George Kouvaros: Robert Frank’s Intermedial Cinema

A Talk by George Kouvaros

Abstract
Asked about the prominent place of words and statements in his photographs, Robert Frank attributes this development to his experience as a filmmaker. ‘It all comes from being forced to explain something,’ he told an interviewer, ‘being forced to communicate your ideas to the people you work with in films. So then when I went back to photographing with a Polaroid camera it didn’t leave me. I wanted to communicate something else—not necessarily to explain it, but to communicate something else with the photographs.’ This seminar will discuss the complex storytelling processes that define Frank’s career.

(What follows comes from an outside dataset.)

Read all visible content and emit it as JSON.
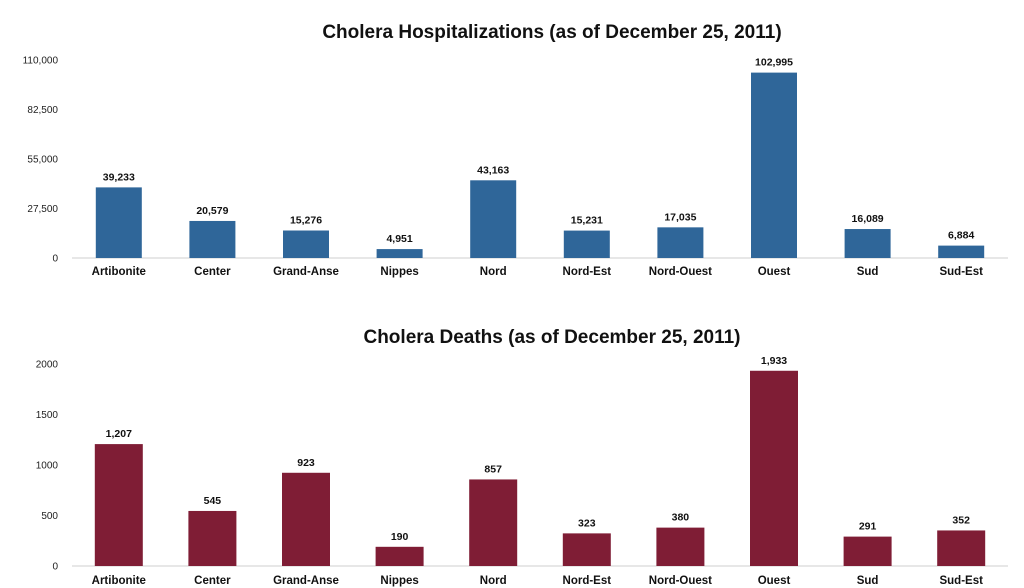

It will consider how methods employed in one medium are transferred to and reinterpreted in another. It will pay particular attention to the way in which Frank wrestles with the dilemma of how to represent the experience of living in a present moment that is open to new events and encounters while also etched by the grief of the past. How can the moving image capture this fleeting, overripe, yet always surprising present?

Biography
George Kouvaros is Professor of Film Studies at the University of New South Wales, Sydney. He has written extensively on leading figures in independent cinema and North American filmmaking. His most recent book is Awakening the Eye: Robert Frank’s American Cinema (Minnesota University Press, 2015).